Però sarebbe bello farlo con te al mio
fianco…”
La mano di Mai
cercò il ciondolo che portava al collo, un ciondolo dorato
con al centro
un’ametista.
“Vedrai,
sarò
all’altezza di tutto quello che tu hai sempre fatto per il
bene di tutti. Ora
che è arrivato il mio turno, non mi arrenderò.
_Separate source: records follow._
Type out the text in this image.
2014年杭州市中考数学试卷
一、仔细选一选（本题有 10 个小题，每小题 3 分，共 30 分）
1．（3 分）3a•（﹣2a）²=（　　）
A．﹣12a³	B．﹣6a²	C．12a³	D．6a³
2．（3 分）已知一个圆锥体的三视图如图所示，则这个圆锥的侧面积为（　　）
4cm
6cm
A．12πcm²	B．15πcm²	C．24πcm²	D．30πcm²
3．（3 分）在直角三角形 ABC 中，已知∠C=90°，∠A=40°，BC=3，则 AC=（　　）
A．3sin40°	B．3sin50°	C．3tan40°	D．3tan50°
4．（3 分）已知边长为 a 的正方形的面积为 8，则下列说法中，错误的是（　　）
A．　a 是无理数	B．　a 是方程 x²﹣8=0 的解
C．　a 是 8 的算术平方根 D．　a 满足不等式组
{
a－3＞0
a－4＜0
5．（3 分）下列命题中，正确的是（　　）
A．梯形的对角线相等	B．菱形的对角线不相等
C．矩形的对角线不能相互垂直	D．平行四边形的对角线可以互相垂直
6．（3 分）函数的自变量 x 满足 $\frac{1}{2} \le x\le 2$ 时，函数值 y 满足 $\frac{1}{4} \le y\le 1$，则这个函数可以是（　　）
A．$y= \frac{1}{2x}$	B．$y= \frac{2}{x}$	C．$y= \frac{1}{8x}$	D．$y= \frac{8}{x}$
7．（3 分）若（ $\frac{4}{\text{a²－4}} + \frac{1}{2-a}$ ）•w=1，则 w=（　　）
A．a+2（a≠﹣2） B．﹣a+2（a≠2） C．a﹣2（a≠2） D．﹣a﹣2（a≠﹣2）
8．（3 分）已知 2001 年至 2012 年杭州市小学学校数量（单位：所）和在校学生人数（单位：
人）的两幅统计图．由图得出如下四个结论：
Combatterò anche per te, Dan.”
Mai
alzò la
testa a guardare il cielo azzurro mentre con la mano sinistra spostava
i
capelli di lato. Era proprio una bellissima giornata. Mai si
voltò e iniziò a
camminare lungo i vialetti deserti. Era piacevole tutta quella calma e
tranquillità. Quante poche volte aveva potuto godere di
quella calma in tutti
quegli anni. Mai fece vagare lo sguardo tra le lapidi e le aiuole
soffermandosi
su un vecchietto che molti metri più in là stava
posando un mazzo di fiori
davanti ad una di esse. Mai chiuse gli occhi e fece un ampio respiro
riempiendosi i polmoni dell’aria fresca. Pensò per
un attimo che l’estate stava
per finire, presto sarebbe arrivato l’autunno e poi
l’inverno. Tutto poteva
cambiare, ma le stagioni si sarebbero continuate a susseguire. Mai si
fermò e
si voltò verso la tomba ormai lontana di Dan. Il vento le
scosse i capelli e i
vestiti. Con profonda malinconia pensò a quante stagioni
sarebbero passate, una
dopo l’altra, anche ora che Dan non c’era
più. Il tempo continuava a scorrere,
le piante a fiorire, il vento a soffiare. Mai sorrise. Il futuro glielo
aveva
insegnato, anche i periodi più brutti passavano.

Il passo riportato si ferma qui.